Concern over Central Bank’s removal of minimum rate
With the removal of the 2.5 per cent minimum interest rate by the Central Bank last April, there has been a noticeable impact on deposits and mortgages held with commercial banks.
Interest paid on deposits has now reached a record low of 0.5 per cent – the lowest in over 20 years – down from the 2.5 per cent minimum set by the Central Bank in 1991, while payments on mortgages have dropped from between seven to nine per cent to four to seven per cent.
While commercial banks have welcomed the move by Government and view it as a positive market development, economist Jeremy Stephen has warned Barbadians who are eager for a bigger return on their investment that there was unlikely to be an increase in the interest rates on savings unless the domestic economy starts booming again.
Consumer rights advocate Malcolm Gibbs-Taitt has also described the plunge in interest rates on savings as “ridiculous”, saying it struck him as “odd” when the Central Bank removed itself as the regulator.
With the change, an account holder who would have earned a dollar more in savings on the bank per month would wind up with 20 cents at the end of the month, based on the current 0.5 per cent interest rate, 80 cents less than what the customer would have received if the minimum interest rate of 2.5 per cent had remained in tact, based on our rough calculations.
Asked to comment on the situation, Stephen said given the current state of the economy, he was not surprised that either the savings or borrowing rates were presently low.
He explained that the matter was one of demand and supply, noting that over the past few years Barbadians generally seemed to have been anticipating a worsening of the economy and were therefore saving a lot more.
At the same time, domestic borrowing remains well below pre-recession levels, despite high liquidity in the banking sector, and in light of Government’s retrenchment programme in early 2014, commodity prices and wages were both stagnant.
Stephen therefore reasoned that the April 21, 2015 decision by the Central Bank to grant the “relief” was an attempt to encourage more loan activity in the form of mortgages and loans.
“You would only find mortgage rates going up and deposit rates going down when there is too much cash around and people are not necessarily risk takers but they are putting everything in the bank,” explained Stephen.
The move was announced a month before the Central Bank’s relaunch of its savings bonds programme with a nominal value of $10 million.
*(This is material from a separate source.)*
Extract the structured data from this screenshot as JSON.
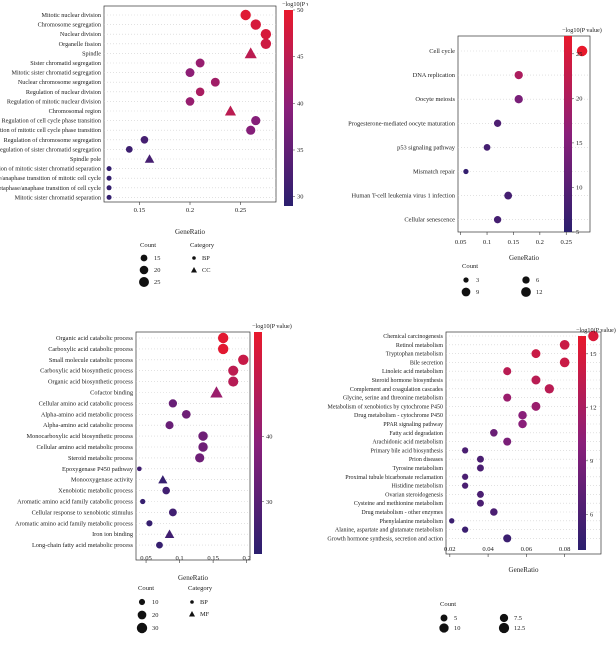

Stephen therefore suggests that the Central Bank’s removal of the minimum savings rate may have been intentional to “create an appetite” for the Government paper, which carried an interest rate of 5.5 per cent over a five-year period, and was quickly gobbled up.
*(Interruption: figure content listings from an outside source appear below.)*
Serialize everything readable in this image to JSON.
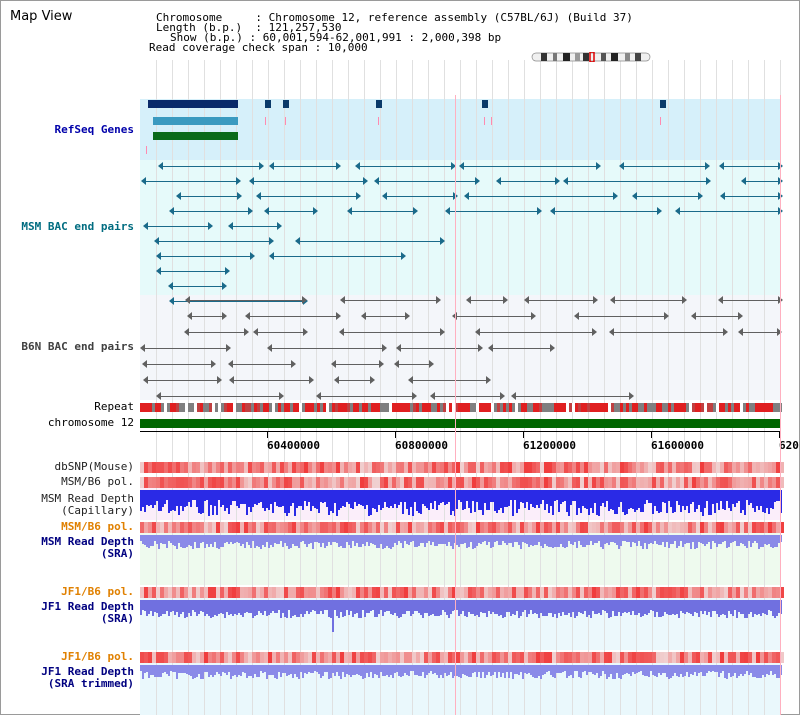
{
  "title": "Map View",
  "info": {
    "chromosome_label": "Chromosome",
    "chromosome_value": "Chromosome 12, reference assembly (C57BL/6J) (Build 37)",
    "length_label": "Length (b.p.)",
    "length_value": "121,257,530",
    "show_label": "Show (b.p.)",
    "show_value": "60,001,594-62,001,991 : 2,000,398 bp",
    "read_label": "Read coverage check span",
    "read_value": "10,000"
  },
  "tracks": {
    "refseq": "RefSeq Genes",
    "msm_bac": "MSM BAC end pairs",
    "b6n_bac": "B6N BAC end pairs",
    "repeat": "Repeat",
    "chromosome": "chromosome 12",
    "dbsnp": "dbSNP(Mouse)",
    "msm_b6_pol": "MSM/B6 pol.",
    "msm_depth_cap_1": "MSM Read Depth",
    "msm_depth_cap_2": "(Capillary)",
    "msm_b6_pol_2": "MSM/B6 pol.",
    "msm_depth_sra_1": "MSM Read Depth",
    "msm_depth_sra_2": "(SRA)",
    "jf1_b6_pol": "JF1/B6 pol.",
    "jf1_depth_sra_1": "JF1 Read Depth",
    "jf1_depth_sra_2": "(SRA)",
    "jf1_b6_pol_2": "JF1/B6 pol.",
    "jf1_depth_trim_1": "JF1 Read Depth",
    "jf1_depth_trim_2": "(SRA trimmed)"
  },
  "axis": {
    "ticks": [
      "60400000",
      "60800000",
      "61200000",
      "61600000",
      "620"
    ]
  },
  "colors": {
    "refseq_bg": "#d6f0fa",
    "bac_bg": "#e6fafa",
    "b6n_bg": "#f4f6fa",
    "chromosome_bar": "#006600",
    "depth_capillary": "#2a2ae6",
    "depth_sra": "#8a8ae8",
    "pol_red": "#f04040"
  }
}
However, President of the Barbados Bankers Association Glyne Harrison pointed out that even if the minimum interest rate remained set at 2.5 per cent, it would not affect the purchase of the Government’s savings bonds, given the higher rate of return.
In the meantime, Harrison was joined by at least one other banker in welcoming the current interest rate policy, which they described as reasonable and based on current market conditions.
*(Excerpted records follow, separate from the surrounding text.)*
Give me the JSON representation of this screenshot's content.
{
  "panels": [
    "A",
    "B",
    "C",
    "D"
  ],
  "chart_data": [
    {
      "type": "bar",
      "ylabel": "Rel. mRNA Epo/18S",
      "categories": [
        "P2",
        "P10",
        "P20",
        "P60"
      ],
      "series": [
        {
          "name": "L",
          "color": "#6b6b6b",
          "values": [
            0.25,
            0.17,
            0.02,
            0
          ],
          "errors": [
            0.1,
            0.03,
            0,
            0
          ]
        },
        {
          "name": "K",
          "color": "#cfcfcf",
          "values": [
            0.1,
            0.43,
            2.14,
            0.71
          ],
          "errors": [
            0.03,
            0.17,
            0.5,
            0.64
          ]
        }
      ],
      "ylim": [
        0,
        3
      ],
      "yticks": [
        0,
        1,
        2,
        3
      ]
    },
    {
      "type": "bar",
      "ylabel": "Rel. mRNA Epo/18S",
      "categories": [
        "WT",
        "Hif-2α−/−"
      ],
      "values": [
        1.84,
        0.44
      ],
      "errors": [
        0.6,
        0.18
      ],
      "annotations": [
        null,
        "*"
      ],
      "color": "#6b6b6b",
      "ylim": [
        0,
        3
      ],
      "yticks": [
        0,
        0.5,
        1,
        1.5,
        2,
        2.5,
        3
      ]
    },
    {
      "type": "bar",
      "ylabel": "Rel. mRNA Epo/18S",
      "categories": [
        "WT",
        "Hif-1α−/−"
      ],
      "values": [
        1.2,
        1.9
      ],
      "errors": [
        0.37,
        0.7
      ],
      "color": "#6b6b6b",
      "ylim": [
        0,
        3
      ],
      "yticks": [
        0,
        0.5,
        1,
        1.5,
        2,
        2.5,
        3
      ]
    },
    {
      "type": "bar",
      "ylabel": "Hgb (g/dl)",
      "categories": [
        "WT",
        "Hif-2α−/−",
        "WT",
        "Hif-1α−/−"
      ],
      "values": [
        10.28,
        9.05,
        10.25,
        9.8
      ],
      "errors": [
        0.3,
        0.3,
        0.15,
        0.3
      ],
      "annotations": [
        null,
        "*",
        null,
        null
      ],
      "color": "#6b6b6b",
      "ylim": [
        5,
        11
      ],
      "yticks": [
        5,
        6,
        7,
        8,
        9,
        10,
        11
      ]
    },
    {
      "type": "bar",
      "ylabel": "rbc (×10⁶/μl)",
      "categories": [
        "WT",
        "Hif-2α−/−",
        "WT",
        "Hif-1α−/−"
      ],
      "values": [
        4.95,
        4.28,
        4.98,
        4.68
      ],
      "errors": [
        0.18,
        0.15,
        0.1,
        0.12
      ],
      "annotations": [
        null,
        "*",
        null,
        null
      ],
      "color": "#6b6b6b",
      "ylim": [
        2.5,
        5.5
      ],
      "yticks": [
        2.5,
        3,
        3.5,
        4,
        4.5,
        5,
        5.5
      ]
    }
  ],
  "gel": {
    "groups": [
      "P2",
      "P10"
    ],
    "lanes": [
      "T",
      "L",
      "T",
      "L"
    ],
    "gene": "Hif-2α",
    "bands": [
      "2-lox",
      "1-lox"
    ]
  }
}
“Given the times that we are in right now, [0.5 per cent on deposits] that’s what we offer, but I am sure should the tides change at any time we ensure that we change with the tides as well,” said Michelle Whitelaw, director of retail banking channels.
“When I speak about the tides you watch your market and you discuss and you also make sure that you review what the other banks are offering as well so that you remain reasonable. Our aim is to make sure that we are giving our clients the best for the monies that they do have confidence and deposit with us,” she said.
Asked if removing the minimum interest rate on deposit was a good thing, Whitelaw said, “It gives us more capacity and leverage.
“Not just with that interest rate but with the loans we are able to manoeuvre more with our loans and mortgage rates as well. So one works hand-in-hand with the other. So that removal also helped with the other side.”
However, the move is not sitting well with Gibbs-Taitt, director general of the Barbados Consumer Research Association (BARCRA), who has accused commercial banks of “doing what they like”.
“The banks did it because they are all powerful,” he told Barbados TODAY.
“The 0.5 per cent interest is quite ridiculous. Unless you have large sums of money like a $2 million . . . the bank is not interested in negotiating any upper interest rate with you. So if you have small amounts like I have, you just have to grin and bear the 0.5 per cent I guess or, as I would advise people to do, move whatever savings you have and put them into the credit unions,” he said.
Gibbs-Taitt strongly criticized the move by the Central Bank to issue savings bonds, saying “it meant that the Central Bank of Barbados, which is supposed to be the regulator, was now in competition with the very banks it was supposed to regulate in the first place”.
He said the savings bonds would then seem like a better option than the commercial banks and would give the Central Bank “a leg up” as it related to attracting savings.
Gibbs-Taitt, who strongly disagrees that the current 0.5 per cent rate on savings was mainly due to market conditions, said he did not see the sense in the extremely low interest rates compared to what it was prior to April last year.
He said BARCRA was expecting to have a meeting within another month to discuss a number of consumer-related issues including coming up with an education campaign to “alert consumers [regarding] the sense of remaining with the banks who are ripping them off”.